Rate of drug aerosol formation is determined, for example, by delivering a sumatriptan, frovatriptan, or naratriptan containing aerosol into a confined chamber via an inhalation device over a set period of time (e.g., 3 s). Where the aerosol is pure sumatriptan, frovatriptan, or naratriptan, the amount of drug collected in the chamber is measured as described above. The rate of drug aerosol formation is equal to the amount of sumatriptan, frovatriptan, or naratriptan collected in the chamber divided by the duration of the collection time. Where the sumatriptan, frovatriptan, or naratriptan containing aerosol comprises a pharmaceutically acceptable excipient, multiplying the rate of aerosol formation by the percentage of sumatriptan, frovatriptan, or naratriptan in the aerosol provides the rate of drug aerosol formation.

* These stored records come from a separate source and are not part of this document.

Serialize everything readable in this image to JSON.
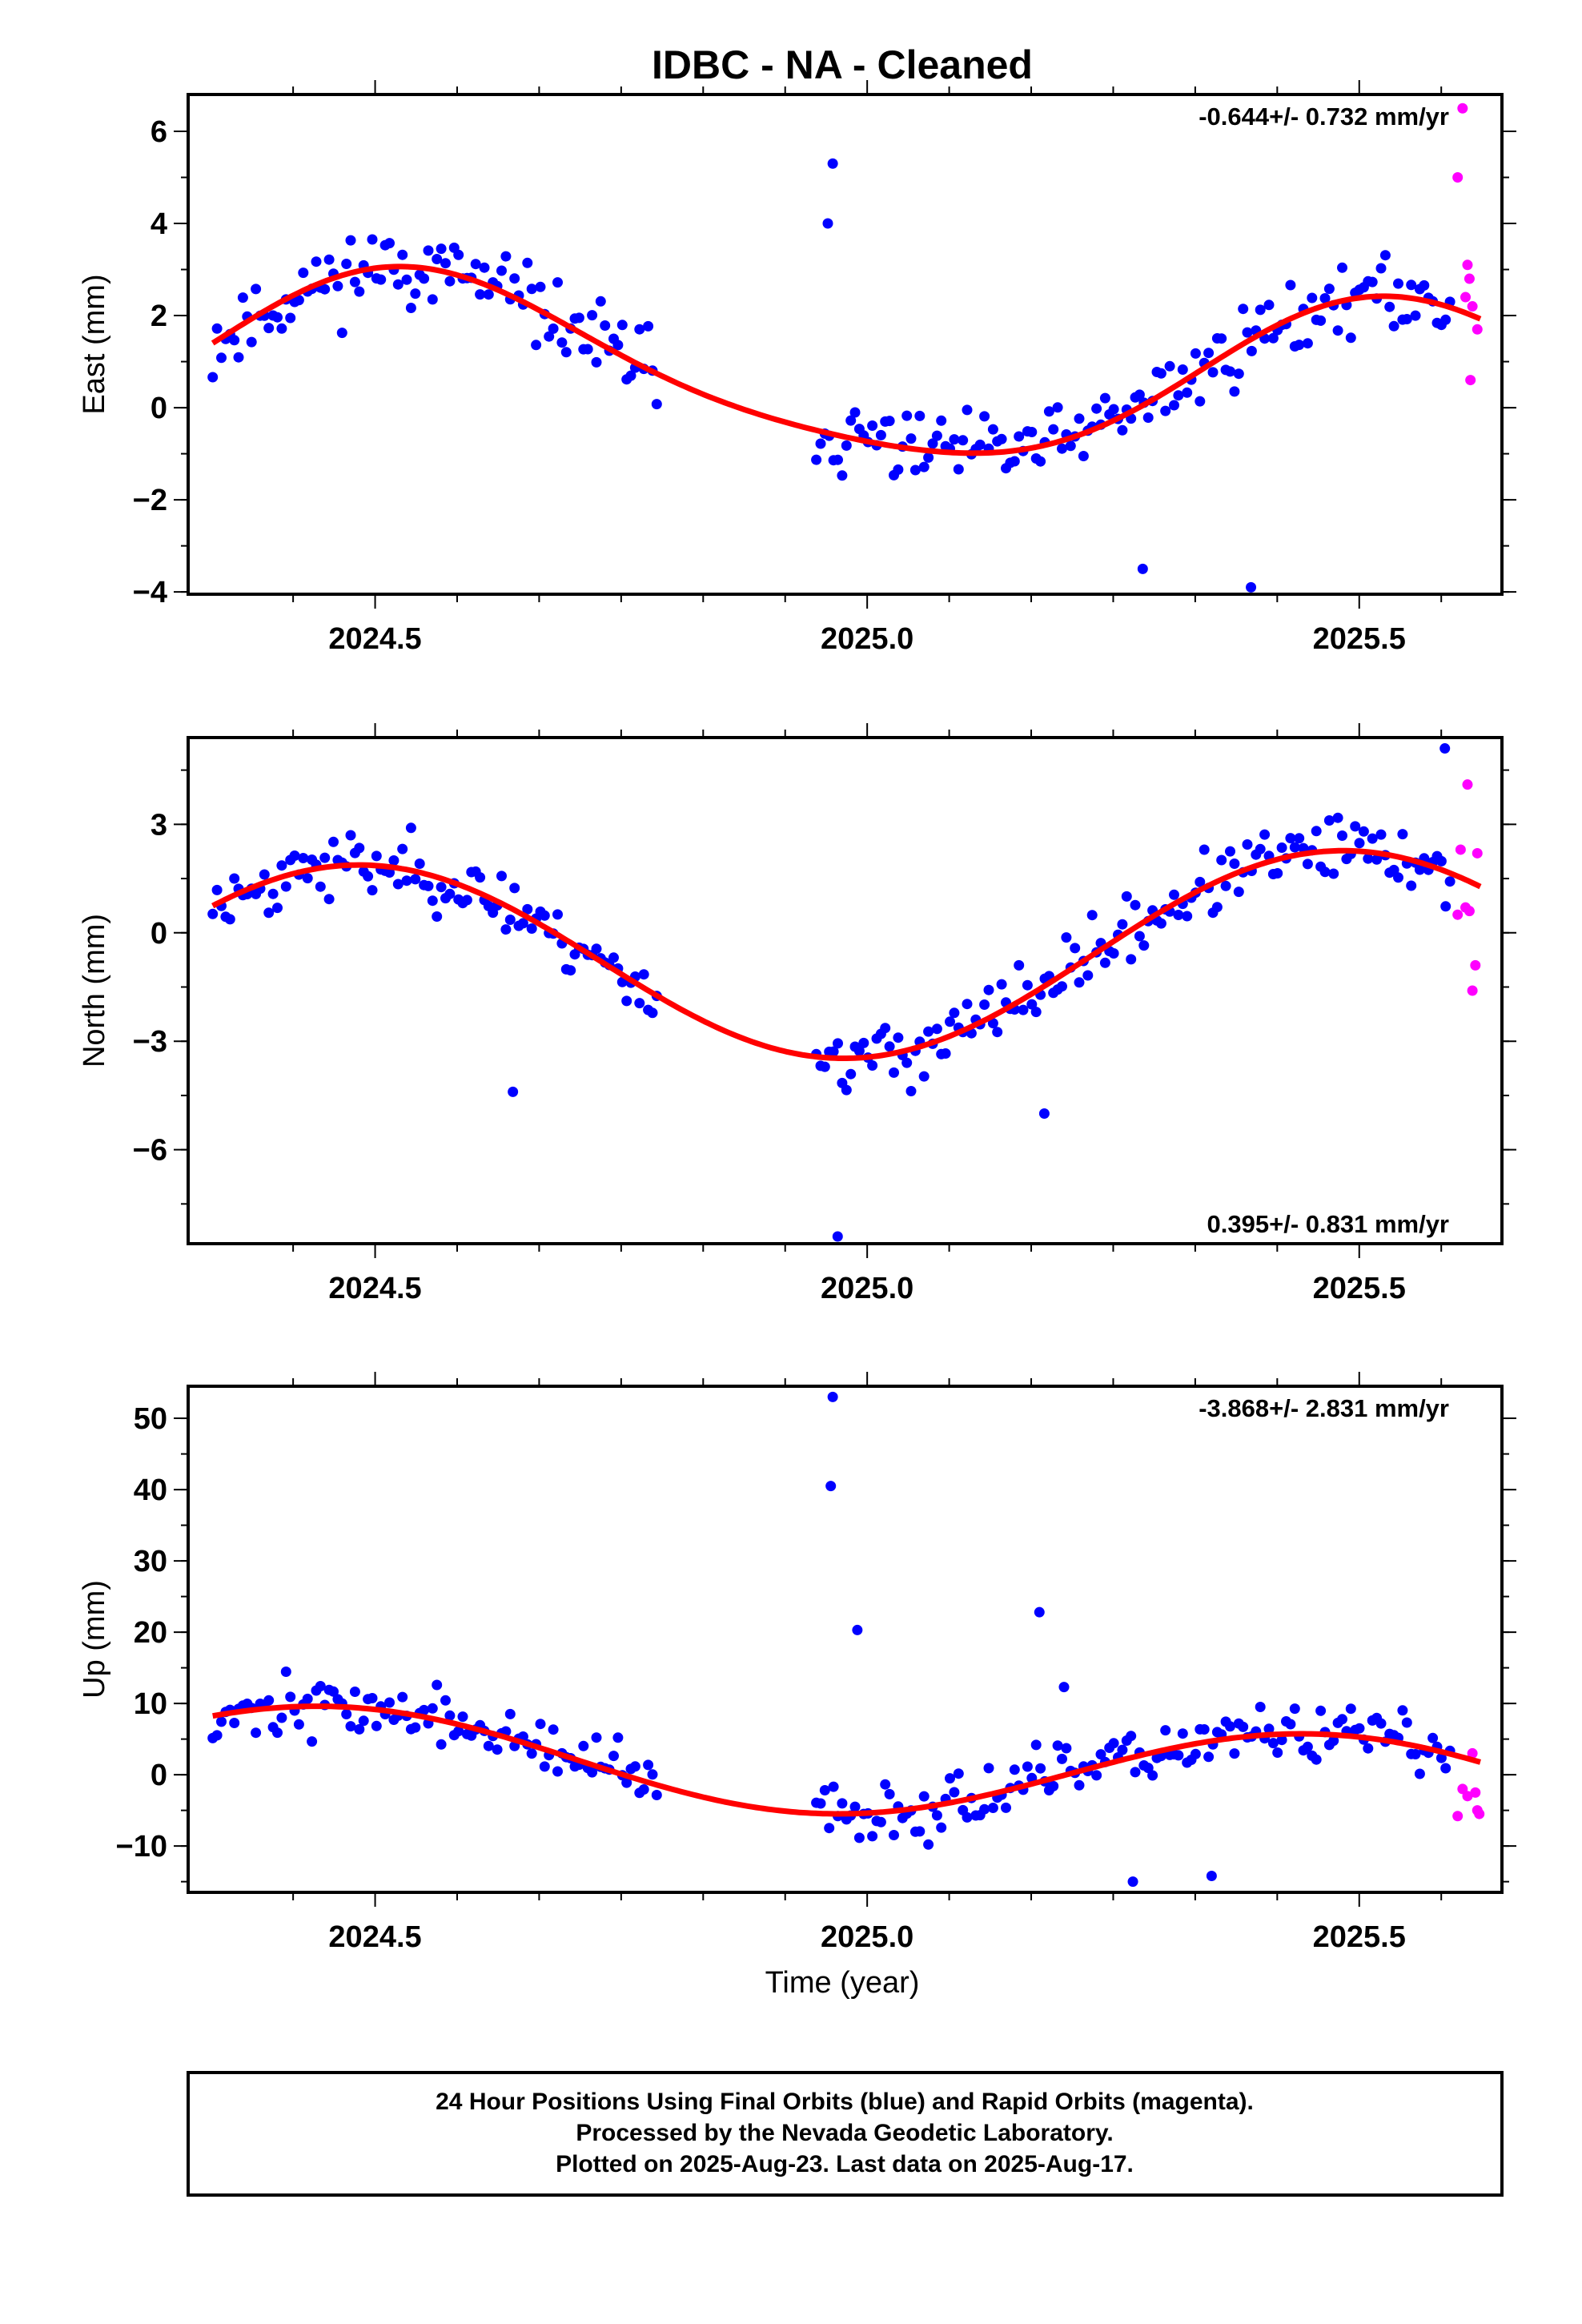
{
  "title": "IDBC  - NA - Cleaned",
  "colors": {
    "final": "#0000ff",
    "rapid": "#ff00ff",
    "fit": "#ff0000"
  },
  "xlabel": "Time (year)",
  "xrange": [
    2024.31,
    2025.645
  ],
  "xticks": [
    2024.5,
    2025.0,
    2025.5
  ],
  "xtick_labels": [
    "2024.5",
    "2025.0",
    "2025.5"
  ],
  "footer": {
    "line1": "24 Hour Positions Using Final Orbits (blue) and Rapid Orbits (magenta).",
    "line2": "Processed by the Nevada Geodetic Laboratory.",
    "line3": "Plotted on 2025-Aug-23. Last data on 2025-Aug-17."
  },
  "chart_data": [
    {
      "type": "scatter",
      "ylabel": "East (mm)",
      "ylim": [
        -4.05,
        6.8
      ],
      "yticks": [
        -4,
        -2,
        0,
        2,
        4,
        6
      ],
      "ytick_labels": [
        "−4",
        "−2",
        "0",
        "2",
        "4",
        "6"
      ],
      "rate": "-0.644+/- 0.732 mm/yr",
      "rate_position": "top-right",
      "fit": {
        "mean": 0.72,
        "trend": -0.644,
        "ref": 2024.98,
        "sin": -0.55,
        "cos": -1.72,
        "sin2": 0.0,
        "cos2": 0.28
      },
      "final_end": 2025.595,
      "outliers": [
        [
          2024.965,
          5.3
        ],
        [
          2024.96,
          4.0
        ],
        [
          2025.39,
          -3.9
        ],
        [
          2025.28,
          -3.5
        ]
      ],
      "rapid_points": [
        [
          2025.605,
          6.5
        ],
        [
          2025.6,
          5.0
        ],
        [
          2025.61,
          3.1
        ],
        [
          2025.612,
          2.8
        ],
        [
          2025.608,
          2.4
        ],
        [
          2025.615,
          2.2
        ],
        [
          2025.62,
          1.7
        ],
        [
          2025.613,
          0.6
        ]
      ],
      "series": [
        {
          "name": "Final Orbits",
          "noise": 0.75,
          "seed": 11
        },
        {
          "name": "Rapid Orbits"
        },
        {
          "name": "Fit"
        }
      ]
    },
    {
      "type": "scatter",
      "ylabel": "North (mm)",
      "ylim": [
        -8.6,
        5.4
      ],
      "yticks": [
        -6,
        -3,
        0,
        3
      ],
      "ytick_labels": [
        "−6",
        "−3",
        "0",
        "3"
      ],
      "rate": "0.395+/- 0.831 mm/yr",
      "rate_position": "bottom-right",
      "fit": {
        "mean": -0.7,
        "trend": 0.395,
        "ref": 2024.98,
        "sin": 0.35,
        "cos": -2.75,
        "sin2": 0.0,
        "cos2": 0.0
      },
      "final_end": 2025.595,
      "outliers": [
        [
          2024.97,
          -8.4
        ],
        [
          2024.64,
          -4.4
        ],
        [
          2025.18,
          -5.0
        ],
        [
          2025.587,
          5.1
        ]
      ],
      "rapid_points": [
        [
          2025.61,
          4.1
        ],
        [
          2025.603,
          2.3
        ],
        [
          2025.62,
          2.2
        ],
        [
          2025.608,
          0.7
        ],
        [
          2025.612,
          0.6
        ],
        [
          2025.6,
          0.5
        ],
        [
          2025.618,
          -0.9
        ],
        [
          2025.615,
          -1.6
        ]
      ],
      "series": [
        {
          "name": "Final Orbits",
          "noise": 0.8,
          "seed": 23
        },
        {
          "name": "Rapid Orbits"
        },
        {
          "name": "Fit"
        }
      ]
    },
    {
      "type": "scatter",
      "ylabel": "Up (mm)",
      "ylim": [
        -16.5,
        54.5
      ],
      "yticks": [
        -10,
        0,
        10,
        20,
        30,
        40,
        50
      ],
      "ytick_labels": [
        "−10",
        "0",
        "10",
        "20",
        "30",
        "40",
        "50"
      ],
      "rate": "-3.868+/- 2.831 mm/yr",
      "rate_position": "top-right",
      "fit": {
        "mean": 1.0,
        "trend": -3.868,
        "ref": 2024.98,
        "sin": 1.8,
        "cos": -6.3,
        "sin2": 0.0,
        "cos2": 0.0
      },
      "final_end": 2025.595,
      "outliers": [
        [
          2024.965,
          53.0
        ],
        [
          2024.963,
          40.5
        ],
        [
          2024.99,
          20.3
        ],
        [
          2025.175,
          22.8
        ],
        [
          2025.27,
          -15.0
        ],
        [
          2025.35,
          -14.2
        ],
        [
          2025.2,
          12.3
        ]
      ],
      "rapid_points": [
        [
          2025.615,
          3.0
        ],
        [
          2025.605,
          -2.0
        ],
        [
          2025.61,
          -3.0
        ],
        [
          2025.618,
          -2.5
        ],
        [
          2025.6,
          -5.8
        ],
        [
          2025.62,
          -5.0
        ],
        [
          2025.622,
          -5.5
        ]
      ],
      "series": [
        {
          "name": "Final Orbits",
          "noise": 3.6,
          "seed": 37
        },
        {
          "name": "Rapid Orbits"
        },
        {
          "name": "Fit"
        }
      ]
    }
  ]
}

Utility of Sumatriptan, Frovatriptan, or Naratriptan Containing Aerosols
The sumatriptan, frovatriptan, or naratriptan containing aerosols of the present invention are typically used for the treatment of migraine headaches.
The following examples are meant to illustrate, rather than limit, the present invention.
Sumatriptan, frovatriptan and naratriptan are commercially available as the active ingredients in tablets sold as IMITREX® (sumitriptan), FROVA® (frovatriptan succinate), and AMERGE® (naratriptan hydrochloride) respectively.
Approximately 1 g of salt (e.g., mono hydrochloride) is dissolved in deionized water (˜30 mL). Three equivalents of sodium hydroxide (1 N NaOHaq) is added dropwise to the solution, and the pH is checked to ensure it is basic. The aqueous solution is extracted four times with dichloromethane (˜50 mL), and the extracts are combined, dried (Na2SO4) and filtered. The filtered organic solution is concentrated using a rotary evaporator to provide the desired free base. If necessary, purification of the free base is performed using standard methods such as chromatography or recrystallization.
A solution of drug in approximately 120 μL dichloromethane is coated on a 3.5 cm×7.5 cm piece of aluminum foil (precleaned with acetone). The dichloromethane is allowed to evaporate. The coated foil is wrapped around a 300 watt halogen tube (Feit Electric Company, Pico Rivera, Calif.), which is inserted into a glass tube sealed at one end with a rubber stopper. Running 118 V of alternating current (driven by line power controlled by a variac) through the bulb for 2.2 s affords thermal vapor (including aerosol), which is collected on the glass tube walls. Reverse-phase HPLC analysis with detection by absorption of 225 nm light is used to determine the purity of the aerosol. (When desired, the system is flushed through with argon prior to volatilization.)
The following aerosols were obtained using this procedure: sumatriptan aerosol (˜0.56 mg, 97.2% purity); frovatriptan aerosol (0.39 mg, 94.8% purity); and, naratriptan aerosol (0.58 mg, 96.2% purity). To obtain higher purity aerosols, one can coat a lesser amount of drug, yielding a thinner film to heat. A linear decrease in film thickness is associated with a linear decrease in impurities.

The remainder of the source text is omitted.